German competition regulator demands changes to Facebook’s use of personal data

Authorities in Europe have for years discussed in theory the need to integrate data protection with consumer rights and competition law. This is the “holy trinity” required to properly protect citizens from the risks created by new technologies such as big data and machine learning. Practical progress on this integration has been slow. However, a critical new development in Germany hints that this may be about to change.

In February 2019, Germany’s national competition regulator, the Bundeskartellamt, concluded a three-year investigation into Facebook’s use of personal data and ordered the company to change its data practices for German users. The investigation and ruling marks a huge step forward for using data protection law as a standard to examine and address exploitative practices by large internet companies.
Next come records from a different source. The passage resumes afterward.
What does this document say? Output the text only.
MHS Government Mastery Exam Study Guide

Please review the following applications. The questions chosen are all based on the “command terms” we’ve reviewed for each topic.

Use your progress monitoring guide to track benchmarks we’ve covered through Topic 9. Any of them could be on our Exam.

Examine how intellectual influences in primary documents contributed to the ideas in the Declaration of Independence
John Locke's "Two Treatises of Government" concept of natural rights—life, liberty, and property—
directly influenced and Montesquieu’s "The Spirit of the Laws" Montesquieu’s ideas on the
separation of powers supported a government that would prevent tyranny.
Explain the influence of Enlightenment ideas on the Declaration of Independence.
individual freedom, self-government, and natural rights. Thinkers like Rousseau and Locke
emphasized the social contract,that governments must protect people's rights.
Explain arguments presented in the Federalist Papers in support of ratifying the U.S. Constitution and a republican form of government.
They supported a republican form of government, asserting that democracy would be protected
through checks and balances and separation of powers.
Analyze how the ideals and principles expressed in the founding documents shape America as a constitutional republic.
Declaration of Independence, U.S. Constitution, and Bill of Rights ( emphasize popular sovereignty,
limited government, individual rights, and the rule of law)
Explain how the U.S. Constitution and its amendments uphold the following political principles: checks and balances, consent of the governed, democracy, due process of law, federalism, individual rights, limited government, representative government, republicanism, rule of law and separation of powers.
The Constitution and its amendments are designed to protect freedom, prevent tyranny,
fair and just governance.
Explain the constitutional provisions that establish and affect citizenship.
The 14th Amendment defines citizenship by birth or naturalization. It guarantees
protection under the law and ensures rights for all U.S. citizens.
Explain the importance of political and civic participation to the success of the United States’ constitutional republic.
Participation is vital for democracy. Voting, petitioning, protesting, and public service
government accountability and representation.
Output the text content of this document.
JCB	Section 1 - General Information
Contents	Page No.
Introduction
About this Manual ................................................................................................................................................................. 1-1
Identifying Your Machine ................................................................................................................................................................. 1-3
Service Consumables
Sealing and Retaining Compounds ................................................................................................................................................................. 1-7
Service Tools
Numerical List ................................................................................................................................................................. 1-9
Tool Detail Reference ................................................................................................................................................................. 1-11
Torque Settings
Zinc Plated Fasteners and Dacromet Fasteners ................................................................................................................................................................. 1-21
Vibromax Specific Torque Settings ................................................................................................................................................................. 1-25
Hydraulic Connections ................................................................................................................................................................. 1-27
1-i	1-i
The competition authority’s investigation focused on Facebook’s terms and conditions, which enable Facebook to collect and combine user data from third-party websites and apps into the platform even where users set their internet browsers to block activity tracking. It questioned whether these terms are unfair or violate data protection provisions including the General Data Protection Regulation (GDPR), and whether this unfair or illegal data collection constitutes an abuse of dominance in the social networks market.

The Bundeskartellamt found that Facebook’s terms are contrary to data protection law as they enable Facebook to collect an almost unlimited amount of personal data from third-party sources without genuine user consent. Personal data flows automatically to Facebook whenever a user opens a web-page that has a visible Facebook plugin or that uses Facebook Analytics as a background service. Facebook users cannot opt out of this data collection and subsequent use but are instead forced to agree to the practice in order to access the platform.

The Bundeskartellamt also found that the extent to which Facebook collects, merges and uses data in user accounts amounts to an abuse of the social network’s market dominance. This was a particularly innovative finding. Before this investigation, the market category of “social networks” had not been defined nor analysed. Instead, competition authorities assessing, for example, mergers simply considered Facebook’s fiscal share of the overall advertising market, which has typically let the company off the hook for its shady data processing activities.

The ruling sends a powerful signal to Facebook that it is not beyond the reach of competition authorities’ jurisdiction. It could set an important precedent for other European competition enforcers looking to use data privacy or consumer protection to pursue dominant data-collecting companies. It may even have influence further abroad, given Senator Elizabeth Warren’s manifesto in the United States presidential election campaign to break up big tech.